L’action démarre aussitôt, dans la famille Kadaré bouleversée par « un climat de folie » : une tentative de suicide cachée, des tantes espiègles et virulentes… La cause en serait une carte du parti communiste. Un parti secret, quoiqu’au pouvoir, et qui serait derrière toutes les boutiques, tous les suicides. Les personnalités politiques, de Staline à Enver Hodja, s’effacent dans l’onirisme. Le jeune narrateur et son ami préféreraient à ces potiches souriantes de vrais monstres, plus excitants pour l’imagination… La réalité les rattrapera-t-elle ? Quand, soudain, les professeurs de latin sont rossés au cri de « Vive la langue russe ! ». Lors d’une mort symbolique la famille emporte le destin de l’Albanie entière…

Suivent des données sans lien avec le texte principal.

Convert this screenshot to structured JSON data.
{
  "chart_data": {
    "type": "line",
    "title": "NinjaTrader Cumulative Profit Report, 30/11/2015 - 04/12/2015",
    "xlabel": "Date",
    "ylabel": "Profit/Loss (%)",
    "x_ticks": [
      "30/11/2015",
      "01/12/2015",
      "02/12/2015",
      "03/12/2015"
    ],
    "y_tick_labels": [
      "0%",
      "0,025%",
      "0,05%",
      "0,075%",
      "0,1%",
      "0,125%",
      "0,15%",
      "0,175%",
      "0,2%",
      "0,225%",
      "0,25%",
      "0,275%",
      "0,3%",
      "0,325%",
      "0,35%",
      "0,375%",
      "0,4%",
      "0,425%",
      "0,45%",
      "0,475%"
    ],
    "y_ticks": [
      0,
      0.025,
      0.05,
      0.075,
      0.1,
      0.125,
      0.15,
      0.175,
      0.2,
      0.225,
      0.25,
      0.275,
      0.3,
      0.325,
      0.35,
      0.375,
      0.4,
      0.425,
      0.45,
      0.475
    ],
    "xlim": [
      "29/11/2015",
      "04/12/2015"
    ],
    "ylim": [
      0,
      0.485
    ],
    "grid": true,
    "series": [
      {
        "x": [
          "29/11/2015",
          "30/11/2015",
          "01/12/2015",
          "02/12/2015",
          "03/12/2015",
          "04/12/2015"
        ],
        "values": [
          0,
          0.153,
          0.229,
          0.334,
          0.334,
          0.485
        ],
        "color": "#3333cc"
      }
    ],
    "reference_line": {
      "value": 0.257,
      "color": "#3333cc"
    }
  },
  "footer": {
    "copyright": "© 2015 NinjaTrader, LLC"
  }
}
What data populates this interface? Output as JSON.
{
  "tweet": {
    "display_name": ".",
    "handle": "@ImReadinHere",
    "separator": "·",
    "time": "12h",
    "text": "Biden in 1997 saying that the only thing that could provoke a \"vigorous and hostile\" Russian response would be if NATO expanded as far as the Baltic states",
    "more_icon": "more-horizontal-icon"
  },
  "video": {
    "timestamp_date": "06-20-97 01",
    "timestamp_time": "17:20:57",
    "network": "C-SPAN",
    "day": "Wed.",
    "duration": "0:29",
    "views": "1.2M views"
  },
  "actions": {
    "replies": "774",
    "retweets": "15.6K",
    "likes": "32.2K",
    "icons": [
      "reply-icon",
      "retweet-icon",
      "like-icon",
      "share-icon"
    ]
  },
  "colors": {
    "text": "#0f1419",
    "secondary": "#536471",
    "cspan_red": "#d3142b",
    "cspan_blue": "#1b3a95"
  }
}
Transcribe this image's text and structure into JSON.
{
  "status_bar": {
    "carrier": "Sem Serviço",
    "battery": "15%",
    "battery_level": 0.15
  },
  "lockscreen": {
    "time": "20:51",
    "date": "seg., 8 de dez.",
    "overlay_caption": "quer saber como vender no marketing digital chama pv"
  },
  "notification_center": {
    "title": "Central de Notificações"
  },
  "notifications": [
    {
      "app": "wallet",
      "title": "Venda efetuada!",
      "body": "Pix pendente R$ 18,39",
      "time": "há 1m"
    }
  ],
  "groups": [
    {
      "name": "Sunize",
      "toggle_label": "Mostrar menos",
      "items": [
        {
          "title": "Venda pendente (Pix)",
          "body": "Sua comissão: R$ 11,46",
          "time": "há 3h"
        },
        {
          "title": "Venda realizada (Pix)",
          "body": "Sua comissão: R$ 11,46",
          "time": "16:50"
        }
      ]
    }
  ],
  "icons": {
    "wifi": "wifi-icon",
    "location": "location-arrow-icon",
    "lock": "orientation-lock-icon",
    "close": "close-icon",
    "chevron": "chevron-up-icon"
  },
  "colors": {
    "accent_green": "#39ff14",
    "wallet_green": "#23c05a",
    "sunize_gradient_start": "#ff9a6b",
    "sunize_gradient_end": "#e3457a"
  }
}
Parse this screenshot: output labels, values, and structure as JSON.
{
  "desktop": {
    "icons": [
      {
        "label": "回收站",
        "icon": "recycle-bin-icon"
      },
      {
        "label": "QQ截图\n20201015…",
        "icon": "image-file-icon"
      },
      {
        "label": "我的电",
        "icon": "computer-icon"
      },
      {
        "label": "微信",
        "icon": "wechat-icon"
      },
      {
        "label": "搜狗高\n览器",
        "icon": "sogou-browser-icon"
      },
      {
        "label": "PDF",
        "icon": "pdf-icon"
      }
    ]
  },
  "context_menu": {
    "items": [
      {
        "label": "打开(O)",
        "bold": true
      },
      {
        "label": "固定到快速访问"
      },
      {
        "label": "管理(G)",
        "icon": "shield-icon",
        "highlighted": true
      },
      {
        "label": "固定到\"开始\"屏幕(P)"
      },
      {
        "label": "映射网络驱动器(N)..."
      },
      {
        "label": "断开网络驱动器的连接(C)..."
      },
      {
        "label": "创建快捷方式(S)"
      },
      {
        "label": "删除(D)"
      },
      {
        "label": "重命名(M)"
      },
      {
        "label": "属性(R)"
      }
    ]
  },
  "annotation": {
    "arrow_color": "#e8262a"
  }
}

Dans « La Morgue », une laide épouse un sous-lieutenant exclu de l’armée et du parti pour avoir convolé avec l’ennemi de classe. On assiste à sa maigre ascension sociale, à ses démêlés avec sa belle-mère. Quant à « Jours de beuverie », récit de jeunesse condamné par le socialisme pour décadence, il s’agit de la quête loufoque d’un manuscrit qui met la ville en émoi. Une fois de plus, les proses de Kadaré sont époustouflantes.
Un climat de folie d’Ismail Kadaré
Traduit de l’albanais par Tedi Papavrani
Fayard, 216 pages 17 €
Domaine étranger L’antidote Kadaré
octobre 2005 | Le Matricule des Anges n°67
| par
Thierry Guinhut
Un livre
L’antidote Kadaré
Par
Thierry Guinhut
Le Matricule des Anges n°67
, octobre 2005.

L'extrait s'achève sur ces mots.